Right now the fees generate a few million dollars a year to the ARO fund; raising them would increase the fund, add additonal affordable housing into new units that tend to be in stronger markets, or both.

"The differences in those interventions is very clear when you look at the sectors that are emerging in the city, coming out of the housing crisis," Smith says. "I think that is one thing that was highlighted in the plan that makes a lot of sense. We're hopeful that that type of strategic approach, with the use of data, innovative policies grounded in good analysis will help the city be more strategic about how it invests limited resources."

The elephant in the room, or at least in the Appendix, is the Chicago Housing Authority.
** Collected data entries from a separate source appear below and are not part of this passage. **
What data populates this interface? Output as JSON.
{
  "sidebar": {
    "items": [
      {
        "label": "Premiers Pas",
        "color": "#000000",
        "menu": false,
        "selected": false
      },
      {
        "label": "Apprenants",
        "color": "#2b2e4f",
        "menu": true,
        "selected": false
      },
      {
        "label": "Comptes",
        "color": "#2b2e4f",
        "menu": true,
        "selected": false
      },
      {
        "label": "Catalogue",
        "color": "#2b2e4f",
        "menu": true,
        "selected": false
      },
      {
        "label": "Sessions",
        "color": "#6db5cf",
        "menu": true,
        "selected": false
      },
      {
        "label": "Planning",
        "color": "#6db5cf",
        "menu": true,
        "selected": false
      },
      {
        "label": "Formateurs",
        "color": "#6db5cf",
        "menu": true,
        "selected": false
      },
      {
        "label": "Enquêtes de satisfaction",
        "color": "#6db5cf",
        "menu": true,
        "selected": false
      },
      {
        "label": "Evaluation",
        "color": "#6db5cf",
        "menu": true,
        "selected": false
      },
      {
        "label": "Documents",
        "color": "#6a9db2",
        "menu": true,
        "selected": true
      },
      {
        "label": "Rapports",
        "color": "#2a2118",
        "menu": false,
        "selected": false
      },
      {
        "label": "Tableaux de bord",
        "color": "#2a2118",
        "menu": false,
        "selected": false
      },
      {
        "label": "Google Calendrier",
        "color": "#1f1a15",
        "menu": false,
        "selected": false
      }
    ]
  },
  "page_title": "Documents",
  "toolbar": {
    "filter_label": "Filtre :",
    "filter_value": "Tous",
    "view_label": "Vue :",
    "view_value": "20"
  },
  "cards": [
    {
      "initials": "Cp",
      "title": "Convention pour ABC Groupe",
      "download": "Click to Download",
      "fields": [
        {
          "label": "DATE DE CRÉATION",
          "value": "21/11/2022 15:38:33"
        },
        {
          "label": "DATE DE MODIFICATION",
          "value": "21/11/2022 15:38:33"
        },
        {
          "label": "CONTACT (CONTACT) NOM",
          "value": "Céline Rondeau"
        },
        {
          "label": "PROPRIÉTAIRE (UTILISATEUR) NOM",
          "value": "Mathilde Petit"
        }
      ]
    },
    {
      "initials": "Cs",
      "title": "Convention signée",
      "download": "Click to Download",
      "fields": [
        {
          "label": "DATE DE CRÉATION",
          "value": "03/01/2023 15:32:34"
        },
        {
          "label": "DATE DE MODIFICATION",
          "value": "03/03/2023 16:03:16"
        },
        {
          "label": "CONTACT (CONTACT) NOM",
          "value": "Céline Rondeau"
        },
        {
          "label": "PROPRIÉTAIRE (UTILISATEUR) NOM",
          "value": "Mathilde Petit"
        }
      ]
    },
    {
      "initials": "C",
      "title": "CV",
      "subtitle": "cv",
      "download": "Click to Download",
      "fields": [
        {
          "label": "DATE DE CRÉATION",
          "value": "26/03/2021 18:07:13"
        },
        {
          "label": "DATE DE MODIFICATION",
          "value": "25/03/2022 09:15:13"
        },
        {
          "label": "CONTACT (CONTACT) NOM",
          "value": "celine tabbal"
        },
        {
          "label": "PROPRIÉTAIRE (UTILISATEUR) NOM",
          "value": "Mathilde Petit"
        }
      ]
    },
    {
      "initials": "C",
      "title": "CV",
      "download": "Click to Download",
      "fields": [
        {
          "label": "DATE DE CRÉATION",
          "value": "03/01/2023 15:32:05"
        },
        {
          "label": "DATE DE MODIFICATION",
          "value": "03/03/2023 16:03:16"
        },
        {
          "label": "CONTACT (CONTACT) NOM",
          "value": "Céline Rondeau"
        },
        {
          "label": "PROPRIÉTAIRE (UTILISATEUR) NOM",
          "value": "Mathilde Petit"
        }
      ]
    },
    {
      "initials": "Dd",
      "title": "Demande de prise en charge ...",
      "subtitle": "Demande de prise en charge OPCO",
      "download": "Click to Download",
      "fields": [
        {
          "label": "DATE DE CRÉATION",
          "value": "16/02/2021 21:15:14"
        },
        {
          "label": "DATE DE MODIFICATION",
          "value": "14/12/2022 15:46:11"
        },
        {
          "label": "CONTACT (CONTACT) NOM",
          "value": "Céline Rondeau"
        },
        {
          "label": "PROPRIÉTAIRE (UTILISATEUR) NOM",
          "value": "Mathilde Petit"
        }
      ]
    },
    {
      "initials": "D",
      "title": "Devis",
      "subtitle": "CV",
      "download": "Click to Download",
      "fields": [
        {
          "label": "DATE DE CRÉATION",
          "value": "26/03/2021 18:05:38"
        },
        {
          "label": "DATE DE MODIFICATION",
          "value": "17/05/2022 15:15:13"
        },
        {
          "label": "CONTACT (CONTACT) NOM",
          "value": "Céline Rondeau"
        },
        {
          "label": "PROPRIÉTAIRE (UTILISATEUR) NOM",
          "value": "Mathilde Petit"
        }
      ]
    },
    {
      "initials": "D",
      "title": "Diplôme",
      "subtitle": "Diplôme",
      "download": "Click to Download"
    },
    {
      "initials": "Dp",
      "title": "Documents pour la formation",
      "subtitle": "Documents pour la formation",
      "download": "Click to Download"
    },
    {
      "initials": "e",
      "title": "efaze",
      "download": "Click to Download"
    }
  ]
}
As the Chicago Reporter's Angela Caputo documented in 2012, the CHA receives money for every unit for the federal government whether it's occupied or not, even as occupancy rates declined over the years, to a low of 45 percent in 2009.
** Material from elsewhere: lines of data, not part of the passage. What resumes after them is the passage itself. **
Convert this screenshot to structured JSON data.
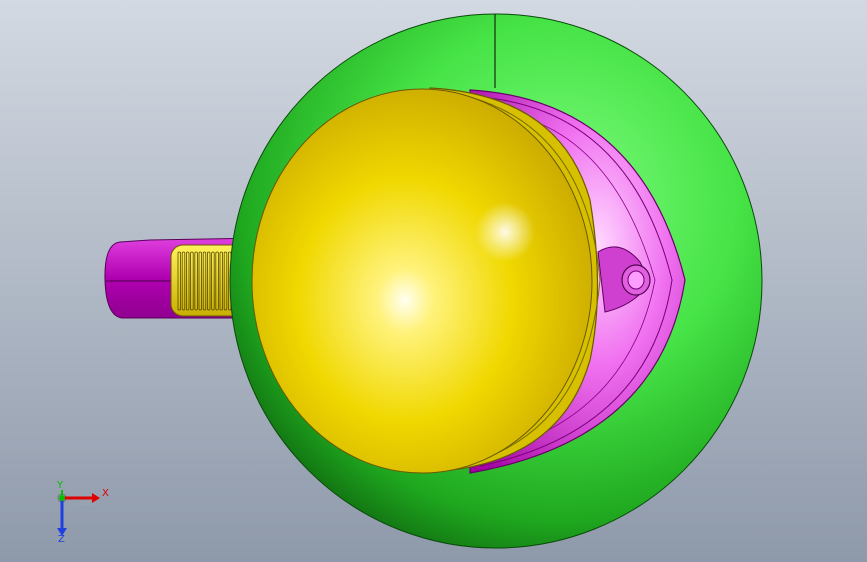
{
  "viewport": {
    "background_top": "#cfd6e0",
    "background_bottom": "#8f9aab"
  },
  "model": {
    "body_color": "#3ddc3d",
    "lid_color": "#e8d400",
    "spout_color": "#cc00cc",
    "handle_color": "#c800c8",
    "grip_color": "#f0e000"
  },
  "triad": {
    "x_label": "X",
    "y_label": "Y",
    "z_label": "Z",
    "x_color": "#e00000",
    "y_color": "#00c000",
    "z_color": "#2040e0"
  }
}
The result of all that cash is rare in this city: A massive operating surplus of $315 million (according to the CHA) or $665 million (according to the Chicago Housing Initiative). The agency says it has plans to spend that down, reducing its massive waiting list. In the appendix of the housing plan, there's a statement that the CHA will fulfill its 25,000 unit committment by 2015—though at its recent pace, with thousands of units still incomplete after a decade of work, Levinger estimates that goal wouldn't be met until 2020.

In the brief rundown on "Plan Forward," one of the agency's goals is to accelerate redevelopment, but Levinger doesn't think that's possible without an emphasis on rehabilitation over reconstruction.

"One of the points we've been trying to make with CHA leadership, and now with City Council, is the only way we see the CHA reaching its goal is if it moves away from a demolition/new construction model, which is extremely costly and extremely slow, and moves towards a rehabilitation model," Levinger says. "If you look at the CHA's unit-delivery over the course of the plan for transformation, 74 percent of the units they've brought back online have been through rehab, and only 12 percent have been through new construction. New construction also costs at least $100,000 more per unit. It's not cost-effective, it's too slow, it's too subject to the types of development delays we've seen in the housing-market crash. It's just not been a scalable strategy."